By treating society as a whole as an individual in its own right, with a concience, choices and actions of its own, the reality of the individual and their cooperation with others dissapears from sight. This functions to obscure things. If 150,000 people voted to murder and enslave 100,000 other people, or 2 other people - it would not be legitimate. If 80% of the country was Muslim or Atheist, it would not be legitimate to make such things official and mandatory state edicts. If a majority of Americans are scared of fatty foods, it would not be legitimate to illegalize fatty foods. Neither "the whole" nor the majority can legitimately violate the rights of the individual. It is not "the public good" to ban smoking in all restraunts in an entire state, it is special priviledge to anti-smoking advocates to the deteriment of both buisinesses and smokers.

And thus, we see that "the public good" is often invoked to harm the individual. In reality, one group is being given special priviledge at the expense of others. "The public good" is so broad that it can be interpreted to mean whatever the individual wants it to. Some may think that going to war with Iraq is in "the public good", while in reality it is harmful to the individual's liberty at home and abroad. Others may think that it is "the public good" to illegalize or ban books with controversial political ideas and philosophies in it.

Others think that it is "the public good" to raise taxes on the middle class and rich. Some think that centralizing executive powers is for "the public good". Others think that trade barriers and outright gun ownership bans are for "the public good". In either case, there is an exploiter and an exploited, not a general good for everyone. One group of individuals benefits at the expense of others. The individual's liberty is violated. There can never objectively be a "public good" beyond the consistant application of rights of the individual.

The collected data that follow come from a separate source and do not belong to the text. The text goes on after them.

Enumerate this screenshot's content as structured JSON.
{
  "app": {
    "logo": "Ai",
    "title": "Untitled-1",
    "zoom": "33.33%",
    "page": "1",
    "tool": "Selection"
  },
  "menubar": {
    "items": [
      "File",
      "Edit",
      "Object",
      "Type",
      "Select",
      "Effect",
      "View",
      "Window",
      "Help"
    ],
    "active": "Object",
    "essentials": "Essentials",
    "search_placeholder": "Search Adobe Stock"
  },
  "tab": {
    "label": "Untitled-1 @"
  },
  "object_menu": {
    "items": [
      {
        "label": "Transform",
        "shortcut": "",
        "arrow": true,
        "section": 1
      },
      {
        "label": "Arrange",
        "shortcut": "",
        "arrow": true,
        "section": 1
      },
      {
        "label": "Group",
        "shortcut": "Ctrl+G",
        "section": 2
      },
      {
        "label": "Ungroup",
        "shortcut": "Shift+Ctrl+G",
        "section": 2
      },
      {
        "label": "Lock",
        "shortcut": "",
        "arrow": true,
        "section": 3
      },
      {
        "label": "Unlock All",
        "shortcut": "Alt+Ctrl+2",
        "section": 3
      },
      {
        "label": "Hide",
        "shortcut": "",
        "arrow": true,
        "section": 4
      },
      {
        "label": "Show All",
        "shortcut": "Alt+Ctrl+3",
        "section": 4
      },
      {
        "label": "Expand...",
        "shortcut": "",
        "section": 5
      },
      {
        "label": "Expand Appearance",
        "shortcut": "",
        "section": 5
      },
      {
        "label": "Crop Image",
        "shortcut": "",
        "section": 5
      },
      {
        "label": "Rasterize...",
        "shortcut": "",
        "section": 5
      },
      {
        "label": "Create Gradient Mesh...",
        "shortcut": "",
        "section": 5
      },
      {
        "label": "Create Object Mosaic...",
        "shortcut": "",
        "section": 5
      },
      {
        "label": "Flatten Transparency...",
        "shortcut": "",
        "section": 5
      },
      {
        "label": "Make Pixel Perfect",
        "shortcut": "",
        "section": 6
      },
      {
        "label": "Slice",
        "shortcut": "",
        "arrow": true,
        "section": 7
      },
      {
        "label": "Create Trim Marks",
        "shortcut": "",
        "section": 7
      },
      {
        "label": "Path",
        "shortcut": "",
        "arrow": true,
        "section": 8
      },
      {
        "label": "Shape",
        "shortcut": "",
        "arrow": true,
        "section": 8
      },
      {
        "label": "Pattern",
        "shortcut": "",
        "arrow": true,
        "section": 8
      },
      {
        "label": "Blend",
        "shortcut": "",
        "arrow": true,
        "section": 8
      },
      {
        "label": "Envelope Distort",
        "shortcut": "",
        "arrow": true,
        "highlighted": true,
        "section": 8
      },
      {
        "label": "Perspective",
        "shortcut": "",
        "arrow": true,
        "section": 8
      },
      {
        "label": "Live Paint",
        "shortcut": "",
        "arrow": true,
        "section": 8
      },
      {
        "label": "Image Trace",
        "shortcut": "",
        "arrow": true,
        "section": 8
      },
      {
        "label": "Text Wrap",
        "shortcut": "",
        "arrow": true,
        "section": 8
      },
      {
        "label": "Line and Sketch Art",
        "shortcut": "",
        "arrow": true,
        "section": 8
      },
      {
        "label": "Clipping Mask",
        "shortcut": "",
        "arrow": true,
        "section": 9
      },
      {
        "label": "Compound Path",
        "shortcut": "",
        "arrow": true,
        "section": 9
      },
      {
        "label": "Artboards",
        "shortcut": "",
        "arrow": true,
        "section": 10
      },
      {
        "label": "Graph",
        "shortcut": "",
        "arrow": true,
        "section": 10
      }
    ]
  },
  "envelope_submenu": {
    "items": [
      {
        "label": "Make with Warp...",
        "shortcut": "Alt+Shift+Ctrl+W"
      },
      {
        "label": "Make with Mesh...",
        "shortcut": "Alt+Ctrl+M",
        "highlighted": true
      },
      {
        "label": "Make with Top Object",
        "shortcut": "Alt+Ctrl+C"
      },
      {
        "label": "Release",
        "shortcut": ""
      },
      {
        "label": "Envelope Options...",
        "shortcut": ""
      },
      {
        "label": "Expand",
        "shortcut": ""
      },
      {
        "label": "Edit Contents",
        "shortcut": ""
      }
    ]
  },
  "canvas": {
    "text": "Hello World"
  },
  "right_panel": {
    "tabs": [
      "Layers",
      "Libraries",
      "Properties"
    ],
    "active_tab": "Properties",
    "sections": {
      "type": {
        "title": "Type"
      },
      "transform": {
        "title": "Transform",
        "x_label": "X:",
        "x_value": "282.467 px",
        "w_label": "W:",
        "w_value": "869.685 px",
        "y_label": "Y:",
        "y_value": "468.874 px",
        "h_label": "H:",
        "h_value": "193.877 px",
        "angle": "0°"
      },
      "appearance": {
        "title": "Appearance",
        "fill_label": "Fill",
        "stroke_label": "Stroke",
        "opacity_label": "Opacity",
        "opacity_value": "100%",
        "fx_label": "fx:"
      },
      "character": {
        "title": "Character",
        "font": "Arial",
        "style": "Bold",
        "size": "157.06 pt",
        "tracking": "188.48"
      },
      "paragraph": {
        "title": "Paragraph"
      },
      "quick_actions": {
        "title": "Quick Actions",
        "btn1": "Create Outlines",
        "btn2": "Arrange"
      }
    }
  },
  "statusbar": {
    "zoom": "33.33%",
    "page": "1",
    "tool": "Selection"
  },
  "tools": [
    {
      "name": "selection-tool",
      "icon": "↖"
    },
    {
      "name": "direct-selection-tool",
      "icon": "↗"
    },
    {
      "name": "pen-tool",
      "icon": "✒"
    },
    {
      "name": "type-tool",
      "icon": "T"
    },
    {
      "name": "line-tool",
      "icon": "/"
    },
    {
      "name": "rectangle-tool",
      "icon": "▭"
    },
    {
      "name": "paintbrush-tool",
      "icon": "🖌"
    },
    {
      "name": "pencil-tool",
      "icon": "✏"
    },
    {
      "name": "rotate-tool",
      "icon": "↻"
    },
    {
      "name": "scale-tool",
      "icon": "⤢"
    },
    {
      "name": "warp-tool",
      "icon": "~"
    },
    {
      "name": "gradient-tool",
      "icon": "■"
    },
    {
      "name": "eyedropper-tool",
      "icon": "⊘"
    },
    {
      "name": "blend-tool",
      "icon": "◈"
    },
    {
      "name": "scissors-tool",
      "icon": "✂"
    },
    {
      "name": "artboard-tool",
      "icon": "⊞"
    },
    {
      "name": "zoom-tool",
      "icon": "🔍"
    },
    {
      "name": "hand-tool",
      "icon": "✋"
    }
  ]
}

When the government spends tax dollars to fund foreign elections, provides military-grade weapons to questionable foreign countries, sets crippling income taxes on the middle class, compulsorarily sends people off to die fighting a war in some desert or jungle, increases government control over the media and censorship, accumulates massive and unpayable deficits, avoids habeus corpus, invokes unilateral executive power, inflates the money supply, and arrests people for owning an ounce of marijuana - the "public good" is not being served in any way at all.

The individual is being drained of their well-being and economic prosperity to benefit special interests. All of those dollars have been taken AWAY from the good and interest of the individual and deflected towards the interest of the individuals that make up the state and those that ally with the state for special priviledges. The wealth of the individual is slowly sapped and transfered to the state and its allies, which is often big buisiness and establishment intellectuals. It is not "the public good", it is the violation of liberty that disguises itself in rhetoric about "democracy", "the general welfare", "the public good" and such absurdities.

Critics of freedom and capitalism often try to use the fact that individuals are fallable beings that act in their self-interest to "prove" that big government is necessary to attend to "the public good". But it should be obvious that the state is also made up of human beings. The individuals that make up the state are also fallable human beings that act in their own self-interest. They are no more wise, experienced or moral then any other human being. It is for this reason that "the public good" is a sham. Government will always be a seperate instution from society itself, and it will always persue its own self-interest. Its own self-interest is often in conflict with the rights and self-interest of the individual and of the multitude at large.

Of course, a state's most fundamental self-interest is to retain and expand its power. The notion of "the public good" functions as a perfect collective construct to obtain the trust and support of the masses. The politician dupes many people into thinking that they are going to reprsent them as individuals and as a group, but that trust is transfered into power. That power can still be used however its weilder pleases. Even when a politician "brings home the bacon", the bacon is at the expense of other individuals within society. In either case, it is against the individual's liberty and should be treated as such. The consequences of this illusory and collectivist ideal of "the public good" is some form of socialism.